Em seu depoimento, embora tenha admitido a defesa da “imunidade de rebanho” em crianças, Mayra negou ter pregado a tese em larga escala.

“Por que eu não estou comentando as respostas de Mayra? Porque eu não sou crítico literário do gênero ficção”, ironizou o epidemiologista Paulo Lotufo, professor da USP.

O médico e advogado sanitarista Daniel Dourado avaliou, também em suas redes sociais, que o depoimento de Mayra é o primeiro “que está bancando o discurso negacionista abertamente na CPI”. Dourado pontuou ainda que a discussão principal não é sobre autonomia médica para receitar tratamento “off-label”, isto é, fora da prescrição original da bula, mas sim sobre a adoção de medicamentos ineficazes como política pública.

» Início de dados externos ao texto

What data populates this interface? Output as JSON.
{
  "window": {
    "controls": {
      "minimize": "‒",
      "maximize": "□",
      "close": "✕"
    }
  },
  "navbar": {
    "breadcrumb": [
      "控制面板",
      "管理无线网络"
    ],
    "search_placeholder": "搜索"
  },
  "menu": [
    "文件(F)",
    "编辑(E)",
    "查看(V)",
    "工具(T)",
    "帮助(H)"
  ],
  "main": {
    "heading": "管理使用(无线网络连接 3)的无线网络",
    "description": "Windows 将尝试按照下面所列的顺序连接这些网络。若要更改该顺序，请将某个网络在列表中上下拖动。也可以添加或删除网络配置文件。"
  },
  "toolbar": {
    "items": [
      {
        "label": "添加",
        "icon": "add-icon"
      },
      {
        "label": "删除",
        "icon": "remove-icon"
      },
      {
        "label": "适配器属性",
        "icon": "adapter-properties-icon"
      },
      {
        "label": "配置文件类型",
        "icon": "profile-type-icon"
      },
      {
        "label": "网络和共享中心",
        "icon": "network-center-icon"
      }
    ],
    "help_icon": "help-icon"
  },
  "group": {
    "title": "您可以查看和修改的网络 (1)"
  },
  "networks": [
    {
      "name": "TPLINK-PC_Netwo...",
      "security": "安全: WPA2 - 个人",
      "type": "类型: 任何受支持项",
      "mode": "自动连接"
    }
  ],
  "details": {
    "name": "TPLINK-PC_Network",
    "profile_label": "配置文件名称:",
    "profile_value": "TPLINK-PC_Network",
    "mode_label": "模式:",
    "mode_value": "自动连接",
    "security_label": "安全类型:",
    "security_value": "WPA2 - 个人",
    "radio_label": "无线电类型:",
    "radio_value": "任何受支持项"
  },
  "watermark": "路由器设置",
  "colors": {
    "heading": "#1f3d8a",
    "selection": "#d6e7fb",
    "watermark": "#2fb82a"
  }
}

“Senadores, não caiam na armadilha de debater evidências científicas, o foco da CPI não é esse. O ponto é: tratamento off-label NÃO pode ser política pública. Se nunca houve comprovação de eficácia, jamais poderia ter sido adotada cloroquina e nem o kit-Covid. O essencial é a CPI mostrar que a opção política foi feita para promover a estratégia absurda de imunidade de rebanho por contágio. A cloroquina e o kit-Covid foram instrumentos para isso: incentivar a população a se contaminar”, escreveu.